Idempotence doesn't solve this problem. The jobs are all idempotent. The problem...

_sojh · on April 14, 2023

Or install an opensource gem[1] that recreates the functionality using the same redis rpoplpush[2] command

[1] https://gitlab.com/gitlab-org/ruby/gems/sidekiq-reliable-fet...

[2] https://redis.io/commands/rpoplpush/#pattern-reliable-queue

aqme28 · on April 14, 2023

Fair enough about idempotence.

I'm still confused about what you're saying though. You're saying that the language of "enhanced reliability" doesn't reflect losing 2 jobs over about 50*7 million (from your other comment)?

And that if you didn't pay for the service, you'd have to add some checks to make up for this?

That all seems incredibly reasonable to me.

danenania · on April 14, 2023

Crashes are under your control though. They’re not caused by sidekiq. And you could always add your own crash recovery logic, as you say. To me that makes it a reasonable candidate for a pro feature.

It’s hard to get this right though. No matter where the line gets drawn, free users will complain that they don’t get everything for free.

Mavvie · on April 14, 2023

How are crashes under your control? Again they aren't talking about uncaught exceptions, but crashes. So maybe the server gets unplugged, the network disconnects, etc.

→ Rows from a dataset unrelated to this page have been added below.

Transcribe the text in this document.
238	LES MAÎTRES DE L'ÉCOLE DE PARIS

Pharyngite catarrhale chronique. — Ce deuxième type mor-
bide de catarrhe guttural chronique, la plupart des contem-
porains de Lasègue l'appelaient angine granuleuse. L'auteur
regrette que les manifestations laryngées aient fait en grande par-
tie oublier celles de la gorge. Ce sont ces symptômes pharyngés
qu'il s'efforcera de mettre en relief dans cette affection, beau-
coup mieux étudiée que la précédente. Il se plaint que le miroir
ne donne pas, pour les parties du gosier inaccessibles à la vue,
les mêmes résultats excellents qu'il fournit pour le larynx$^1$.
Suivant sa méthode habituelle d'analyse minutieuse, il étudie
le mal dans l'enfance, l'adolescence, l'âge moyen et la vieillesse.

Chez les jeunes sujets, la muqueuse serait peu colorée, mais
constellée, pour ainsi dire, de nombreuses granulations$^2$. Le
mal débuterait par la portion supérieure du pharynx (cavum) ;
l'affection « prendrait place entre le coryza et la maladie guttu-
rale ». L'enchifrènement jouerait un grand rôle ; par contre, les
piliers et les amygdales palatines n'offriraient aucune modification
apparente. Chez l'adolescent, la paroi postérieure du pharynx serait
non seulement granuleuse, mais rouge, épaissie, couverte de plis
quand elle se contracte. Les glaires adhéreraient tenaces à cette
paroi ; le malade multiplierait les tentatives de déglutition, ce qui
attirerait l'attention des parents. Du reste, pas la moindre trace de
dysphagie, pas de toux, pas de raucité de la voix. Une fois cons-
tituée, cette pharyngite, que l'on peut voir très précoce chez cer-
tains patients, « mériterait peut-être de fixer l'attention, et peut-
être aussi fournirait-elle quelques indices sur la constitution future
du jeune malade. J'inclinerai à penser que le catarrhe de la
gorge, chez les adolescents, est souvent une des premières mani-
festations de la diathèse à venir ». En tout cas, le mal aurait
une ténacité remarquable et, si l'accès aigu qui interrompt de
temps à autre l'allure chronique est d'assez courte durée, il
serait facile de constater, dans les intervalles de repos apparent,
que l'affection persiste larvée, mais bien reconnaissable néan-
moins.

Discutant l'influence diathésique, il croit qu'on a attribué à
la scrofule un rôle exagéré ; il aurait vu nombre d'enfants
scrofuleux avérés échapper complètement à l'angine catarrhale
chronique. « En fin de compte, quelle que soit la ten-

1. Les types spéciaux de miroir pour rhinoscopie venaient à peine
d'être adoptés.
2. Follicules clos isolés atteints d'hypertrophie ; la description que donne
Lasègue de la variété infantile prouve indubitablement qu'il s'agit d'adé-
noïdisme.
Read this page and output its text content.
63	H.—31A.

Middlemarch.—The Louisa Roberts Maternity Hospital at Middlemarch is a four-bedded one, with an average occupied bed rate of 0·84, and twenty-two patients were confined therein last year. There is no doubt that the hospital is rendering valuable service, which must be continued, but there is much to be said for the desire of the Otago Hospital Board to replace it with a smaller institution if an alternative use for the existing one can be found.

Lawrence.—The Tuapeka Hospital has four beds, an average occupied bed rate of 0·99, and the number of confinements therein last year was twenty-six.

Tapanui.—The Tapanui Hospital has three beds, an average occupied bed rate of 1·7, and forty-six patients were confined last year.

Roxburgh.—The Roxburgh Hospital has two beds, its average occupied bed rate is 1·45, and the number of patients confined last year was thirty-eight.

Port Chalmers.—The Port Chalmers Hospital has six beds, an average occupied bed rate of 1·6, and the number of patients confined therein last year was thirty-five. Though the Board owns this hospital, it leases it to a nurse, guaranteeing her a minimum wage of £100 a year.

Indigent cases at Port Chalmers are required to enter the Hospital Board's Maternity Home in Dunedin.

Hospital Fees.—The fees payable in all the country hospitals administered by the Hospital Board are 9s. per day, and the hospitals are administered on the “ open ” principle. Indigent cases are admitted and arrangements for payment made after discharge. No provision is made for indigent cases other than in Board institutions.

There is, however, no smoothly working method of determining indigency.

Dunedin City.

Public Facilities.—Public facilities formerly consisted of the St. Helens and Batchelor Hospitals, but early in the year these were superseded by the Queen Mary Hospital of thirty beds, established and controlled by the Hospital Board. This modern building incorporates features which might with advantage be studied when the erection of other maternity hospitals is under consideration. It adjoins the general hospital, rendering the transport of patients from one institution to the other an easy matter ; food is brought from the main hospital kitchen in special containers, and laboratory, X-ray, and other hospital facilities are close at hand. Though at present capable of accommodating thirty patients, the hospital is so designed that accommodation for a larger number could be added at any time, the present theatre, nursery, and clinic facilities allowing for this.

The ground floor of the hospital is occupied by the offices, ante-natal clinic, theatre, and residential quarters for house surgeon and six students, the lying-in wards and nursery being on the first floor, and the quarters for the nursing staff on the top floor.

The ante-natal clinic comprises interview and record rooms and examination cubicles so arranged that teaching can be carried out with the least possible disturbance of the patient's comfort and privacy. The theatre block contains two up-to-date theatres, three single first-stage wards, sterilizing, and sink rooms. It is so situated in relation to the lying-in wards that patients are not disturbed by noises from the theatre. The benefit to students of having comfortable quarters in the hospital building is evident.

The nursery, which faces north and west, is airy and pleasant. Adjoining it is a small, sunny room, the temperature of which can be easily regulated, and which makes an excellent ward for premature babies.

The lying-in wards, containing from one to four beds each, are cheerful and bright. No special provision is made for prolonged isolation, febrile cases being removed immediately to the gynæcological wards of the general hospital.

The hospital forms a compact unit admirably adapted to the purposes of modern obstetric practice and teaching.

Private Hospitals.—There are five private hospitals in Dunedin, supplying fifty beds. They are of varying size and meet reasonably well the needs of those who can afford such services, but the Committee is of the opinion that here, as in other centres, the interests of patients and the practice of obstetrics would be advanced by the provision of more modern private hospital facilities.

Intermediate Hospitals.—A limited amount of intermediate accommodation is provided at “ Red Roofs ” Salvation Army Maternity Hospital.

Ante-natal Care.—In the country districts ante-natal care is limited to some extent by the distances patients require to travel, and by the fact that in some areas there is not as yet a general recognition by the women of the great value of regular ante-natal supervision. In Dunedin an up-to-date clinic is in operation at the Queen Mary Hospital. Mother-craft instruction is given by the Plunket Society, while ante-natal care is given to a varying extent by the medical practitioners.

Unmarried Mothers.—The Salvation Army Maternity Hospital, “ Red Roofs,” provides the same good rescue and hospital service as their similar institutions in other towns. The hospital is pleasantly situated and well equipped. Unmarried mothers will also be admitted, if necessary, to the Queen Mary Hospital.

danenania · on April 14, 2023

To me 'crash' means any unexpected termination, whether it's caused by an uncaught exception, OOM, or hardware/network issues.

I guess you can say that hardware issues on your host aren't under your control, but it's under your control to find a host that doesn't have these issues. And not even a full-on ACID database is going to be 100% reliable if you yank the power cord at the wrong moment.

Mavvie · on April 14, 2023

I hope my tone doesn't come across as rude or too argumentative, but I think your understanding is a bit inaccurate.

> it's under your control to find a host that doesn't have these issues

All hosts will have these issues, the only question is how often. If you need 100% consistency, then you can't use the free Sidekiq. Personally, I've never needed Sidekiq pro (as these kinds of crashes are extremely rare). But this will depend on your scale and use case.

> And not even a full-on ACID database is going to be 100% reliable if you yank the power cord at the wrong moment

This is only true if there's bugs in the DB, or some underlying disk corruption happens. The whole point of an ACID database is that they're atomic, durable, and consistent, even in the worst case scenario. If a power failure corrupted my SQL database I would feel very betrayed by the database.

danenania · on April 14, 2023

It wouldn’t be corrupted, but in-flight transactions could fail to commit, just like queued jobs can be lost with sidekiq. The failure modes are similar.

I take your point that at a certain scale, hardware failure is inevitable, but if you’re running that many servers, you can afford sidekiq’s enterprise plan. It’s not something that will realistically happen if you’re just running like 20 instances on AWS. It’s perfectly reasonable to charge extra for something only large organizations with huge infrastructure budgets need.

Mavvie · on April 14, 2023

For sure, I agree with you.

I would say that queued jobs being lost is different from an in-flight transaction being auto-rolled-back, but it's not a super important distinction. Like others have said, I think Sidekiq really nailed the free vs premium features and its success is evidence of that.